In [30]:
import pandas as pd
import numpy as np
import seaborn as sns
import random
import matplotlib
import matplotlib.pyplot as plt
import time

from sklearn.metrics import confusion_matrix, plot_confusion_matrix, accuracy_score, plot_roc_curve,\
                             precision_recall_curve, plot_precision_recall_curve, f1_score, average_precision_score,\
                             hinge_loss, precision_score, recall_score, classification_report
from sklearn.model_selection import train_test_split, cross_val_score, cross_validate
from sklearn.metrics import make_scorer, accuracy_score, average_precision_score, f1_score,\
                            log_loss, precision_score, recall_score, roc_auc_score
from sklearn.preprocessing import label_binarize, LabelBinarizer, LabelEncoder, OneHotEncoder
from sklearn.datasets import fetch_openml
from sklearn.tree import DecisionTreeClassifier
from sklearn.ensemble import AdaBoostClassifier
from sklearn.neighbors import KNeighborsClassifier
from sklearn.utils import resample

import keras
from keras.datasets import mnist
from keras.models import Sequential
from keras.layers import Dense, Activation, Dropout, Flatten, Conv2D, MaxPooling2D
from keras.layers.normalization import BatchNormalization
from keras.optimizers import RMSprop
from keras.wrappers.scikit_learn import KerasClassifier
from keras.utils import to_categorical

from catboost import CatBoostClassifier

# Data load

In [9]:
fmnist = fetch_openml("Fashion-MNIST", data_home="./fmnist", cache=True)
classes = [str(x) for x in range(0, 10)]
num_classes = len(classes)

def mk_dataset(total, fmnist=fmnist, classes=classes):
    samples = int(fmnist.data.shape[0]*total)
    return resample(fmnist.data, fmnist.target, n_samples=samples)

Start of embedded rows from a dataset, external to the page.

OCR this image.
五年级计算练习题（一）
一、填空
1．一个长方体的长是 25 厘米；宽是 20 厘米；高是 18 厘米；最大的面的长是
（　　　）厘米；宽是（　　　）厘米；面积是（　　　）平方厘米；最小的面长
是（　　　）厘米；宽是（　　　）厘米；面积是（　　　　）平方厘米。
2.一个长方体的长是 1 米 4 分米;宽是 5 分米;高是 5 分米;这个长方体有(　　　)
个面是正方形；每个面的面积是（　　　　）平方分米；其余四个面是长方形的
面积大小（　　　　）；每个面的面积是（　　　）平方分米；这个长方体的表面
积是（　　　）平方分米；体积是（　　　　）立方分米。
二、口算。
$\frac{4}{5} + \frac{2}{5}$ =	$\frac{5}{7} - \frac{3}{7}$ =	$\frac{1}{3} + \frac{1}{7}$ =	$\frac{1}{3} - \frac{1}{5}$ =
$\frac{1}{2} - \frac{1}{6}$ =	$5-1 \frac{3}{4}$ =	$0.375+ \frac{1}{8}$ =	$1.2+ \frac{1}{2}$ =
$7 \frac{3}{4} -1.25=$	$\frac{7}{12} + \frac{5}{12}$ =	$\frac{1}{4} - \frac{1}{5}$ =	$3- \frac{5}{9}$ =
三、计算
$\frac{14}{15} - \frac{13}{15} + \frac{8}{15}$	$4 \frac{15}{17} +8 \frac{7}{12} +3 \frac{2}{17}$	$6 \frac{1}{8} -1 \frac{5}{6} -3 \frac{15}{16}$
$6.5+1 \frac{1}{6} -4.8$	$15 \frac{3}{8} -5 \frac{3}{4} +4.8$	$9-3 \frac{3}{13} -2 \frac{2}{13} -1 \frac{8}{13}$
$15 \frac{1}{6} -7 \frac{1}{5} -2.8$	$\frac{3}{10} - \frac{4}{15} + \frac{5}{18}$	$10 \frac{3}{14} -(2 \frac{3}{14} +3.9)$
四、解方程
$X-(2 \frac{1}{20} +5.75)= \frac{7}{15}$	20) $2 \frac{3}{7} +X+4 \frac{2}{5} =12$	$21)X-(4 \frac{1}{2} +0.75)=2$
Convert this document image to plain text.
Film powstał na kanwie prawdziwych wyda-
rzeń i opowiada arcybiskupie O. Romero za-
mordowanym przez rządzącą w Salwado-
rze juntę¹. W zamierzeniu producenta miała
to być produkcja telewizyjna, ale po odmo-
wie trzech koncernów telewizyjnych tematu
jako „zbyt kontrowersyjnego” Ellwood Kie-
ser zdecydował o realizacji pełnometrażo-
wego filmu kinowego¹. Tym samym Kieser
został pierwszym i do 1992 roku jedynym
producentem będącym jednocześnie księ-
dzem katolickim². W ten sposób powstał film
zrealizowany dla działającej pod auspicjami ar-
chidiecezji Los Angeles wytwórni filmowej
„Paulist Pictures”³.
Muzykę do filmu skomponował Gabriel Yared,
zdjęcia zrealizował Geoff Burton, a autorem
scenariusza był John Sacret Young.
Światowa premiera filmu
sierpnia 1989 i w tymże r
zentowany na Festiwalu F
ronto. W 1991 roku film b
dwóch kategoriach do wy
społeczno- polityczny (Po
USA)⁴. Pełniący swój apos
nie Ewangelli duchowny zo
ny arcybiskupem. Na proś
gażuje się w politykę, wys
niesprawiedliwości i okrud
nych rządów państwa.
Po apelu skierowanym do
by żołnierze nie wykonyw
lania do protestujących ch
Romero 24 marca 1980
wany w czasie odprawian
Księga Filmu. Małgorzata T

def plot_imgs(x, y, w=28, h=28):
    plt.figure(figsize=(10,10))
    for i in range(min(25, x.shape[0])):
        plt.subplot(5,5,i+1)
        plt.xticks([])
        plt.yticks([])
        plt.grid(False)
        img = x[i]
        img = img.reshape((w, h))
        plt.imshow(img)
        plt.xlabel(y[i])
    plt.show()    

# Model evaluation

In [10]:
def binarized_scorer(metric, **kwargs):
    lb = LabelBinarizer()
    def score(y_test, y_pred, metric=metric, lb=lb, kwargs=kwargs):
        lb.fit(y_test)
        y_test = lb.transform(y_test)
        y_pred = lb.transform(y_pred)
        return metric(y_test, y_pred, **kwargs)
    return make_scorer(score)

def mk_test(clf, name, gpu=False):
    def run_test(X, Y, clf=clf, name=name):
        scoring = {
            "accuracy":     binarized_scorer(accuracy_score), 
            "f1_score":     binarized_scorer(f1_score, average='macro'), 
            "log_loss":     binarized_scorer(log_loss), 
            "precision":    binarized_scorer(precision_score, average='macro'), 
            "recall":       binarized_scorer(recall_score, average='macro'), 
            "roc_auc":      binarized_scorer(roc_auc_score, average='macro'),
            # to je pole pod Precision-Recall, albo jakaś średnia. nie wiem.
            "prec_rec_auc": binarized_scorer(average_precision_score, average='macro') 
        }
        n_jobs = None if gpu else 8
        scores = cross_validate(clf, X, Y, cv=5, n_jobs=n_jobs, scoring=scoring)
        del scores['fit_time']
        del scores['score_time']
        keys = list(scores.keys())
        for key in keys:
            scores[key.replace('test_', '')] = [np.mean(scores.pop(key))]
        df = pd.DataFrame.from_dict(scores)
        df.insert(loc=0, column='Name', value=name)
        return df
    return run_test

# Models

In [11]:
def mk_adaboost(depth=5, n=100, seed=1):
    return AdaBoostClassifier(
        base_estimator=DecisionTreeClassifier(max_depth=depth),
        n_estimators=n,
        random_state=seed)

def mk_catboost():
    return CatBoostClassifier(iterations=1000, task_type="GPU")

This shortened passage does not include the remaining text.